26 301
Lidmaatschap Veiligheidsraad

nr. 17
BRIEF VAN DE MINISTER VAN BUITENLANDSE ZAKEN

Aan de Voorzitter van de Tweede Kamer der Staten-Generaal

Den Haag, 15 november 1999

Hierbij bied ik u mede namens de Minister voor Ontwikkelingssamenwerking een verslag aan over de werkzaamheden van de Veiligheidsraad in de maand oktober 1999.

ALGEMEEN

Rusland was in oktober voorzitter van de Veiligheidsraad.

De Veiligheidsraad stemde in met de verlenging van het mandaat van de VN-missie in de Centraal-Afrikaanse Republiek, MINURCA. De desbetreffende resolutie voorzag verder in een geleidelijke afbouw van MINURCA en in een overgang van deze missie naar een post-conflict en peace-building missie.

De Raad aanvaardde unaniem een resolutie ter oprichting van de VN-vredesmissie in Sierra Leone, UNAMSIL. Deze missie zal toezien op de naleving van het staakt-het-vuren, de vredesovereenkomst van Lomé en de toegang van humanitaire hulpverlening.

De Raad veroordeelde in harde bewoordingen de moord op de twee VN-medewerkers in Burundi, waaronder de Nederlandse Saskia von Meijenfeldt.
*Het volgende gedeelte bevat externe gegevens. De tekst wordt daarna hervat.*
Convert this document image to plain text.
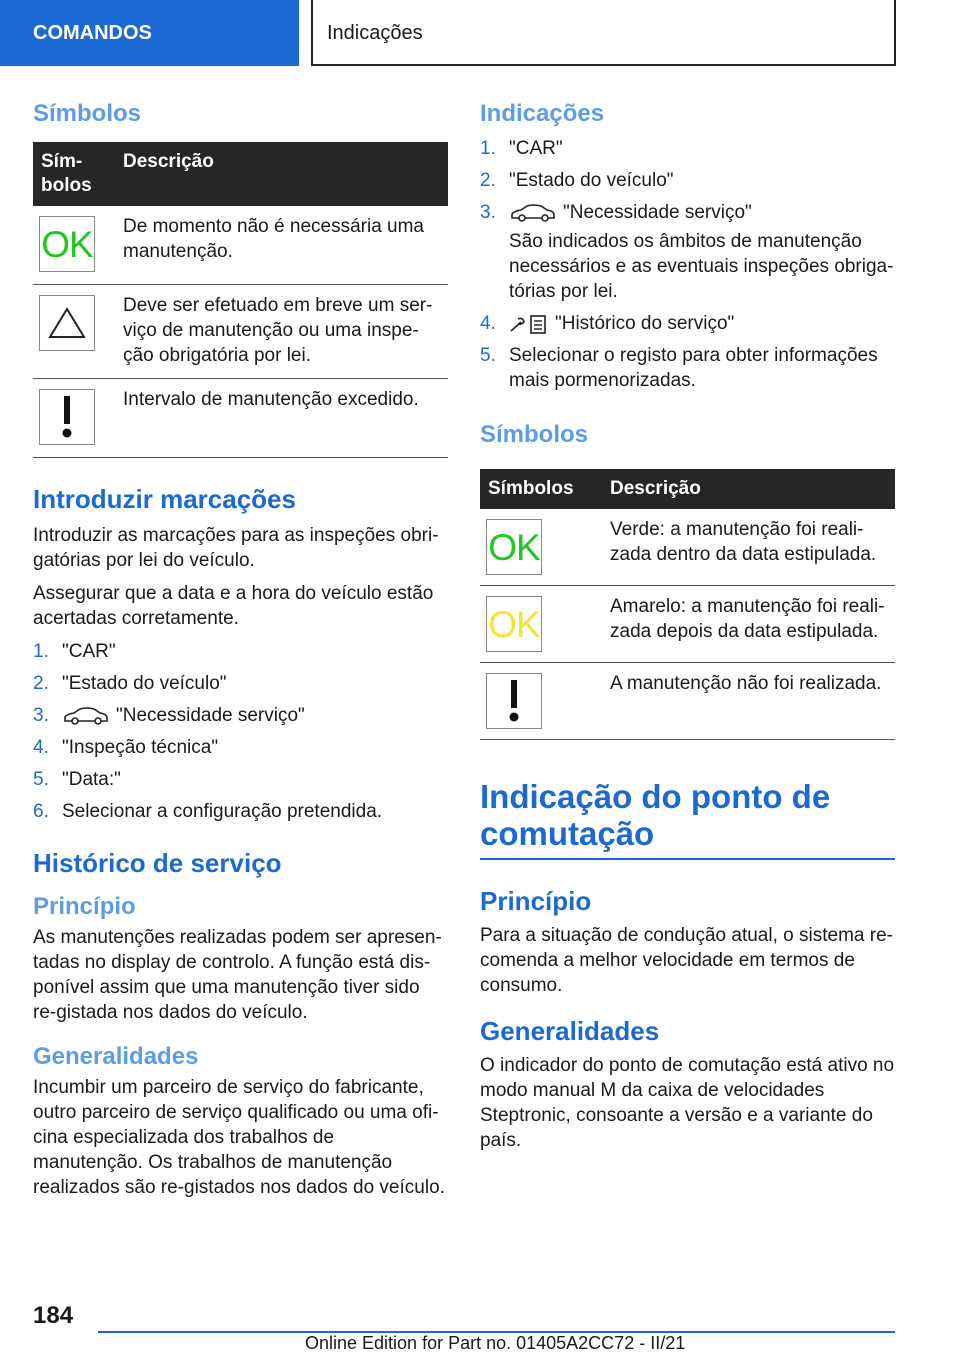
COMANDOS	Indicações
Símbolos
Sím-bolos	Descrição

OK	De momento não é necessária uma manutenção.

	Deve ser efetuado em breve um ser-viço de manutenção ou uma inspe-ção obrigatória por lei.

	Intervalo de manutenção excedido.
Introduzir marcações

Introduzir as marcações para as inspeções obri-gatórias por lei do veículo.

Assegurar que a data e a hora do veículo estão acertadas corretamente.

1. "CAR"
2. "Estado do veículo"
3.	"Necessidade serviço"
4. "Inspeção técnica"
5. "Data:"
6. Selecionar a configuração pretendida.
Histórico de serviço
Princípio

As manutenções realizadas podem ser apresen-tadas no display de controlo. A função está dis-ponível assim que uma manutenção tiver sido re-gistada nos dados do veículo.

Generalidades

Incumbir um parceiro de serviço do fabricante, outro parceiro de serviço qualificado ou uma ofi-cina especializada dos trabalhos de manutenção. Os trabalhos de manutenção realizados são re-gistados nos dados do veículo.

Indicações
1. "CAR"
2. "Estado do veículo"
3.	"Necessidade serviço"
São indicados os âmbitos de manutenção necessários e as eventuais inspeções obriga-tórias por lei.
4.	"Histórico do serviço"
5. Selecionar o registo para obter informações mais pormenorizadas.
Símbolos
Símbolos	Descrição

OK	Verde: a manutenção foi reali-zada dentro da data estipulada.

OK	Amarelo: a manutenção foi reali-zada depois da data estipulada.

	A manutenção não foi realizada.
Indicação do ponto de comutação
Princípio

Para a situação de condução atual, o sistema re-comenda a melhor velocidade em termos de consumo.

Generalidades

O indicador do ponto de comutação está ativo no modo manual M da caixa de velocidades Steptronic, consoante a versão e a variante do país.

184
Online Edition for Part no. 01405A2CC72 - II/21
Zowel de Burundese regering als een VN-team onderzoeken de toedracht.

De Raad gaf toestemming voor de oprichting van de UN Transitional Authority in East Timor (UNTAET), die de volledige verantwoordelijkheid zal dragen voor het bestuur en voor de wetgevende en uitvoerende macht in Oost-Timor.

De Secretaris-Generaal informeerde de Raad over zijn reis naar Bosnië-Herzegowina en Kosovo en deed een klemmend beroep om UNMIK financieel te blijven steunen. Nederland heeft besloten tot een extra bijdrage van 15 miljoen dollar.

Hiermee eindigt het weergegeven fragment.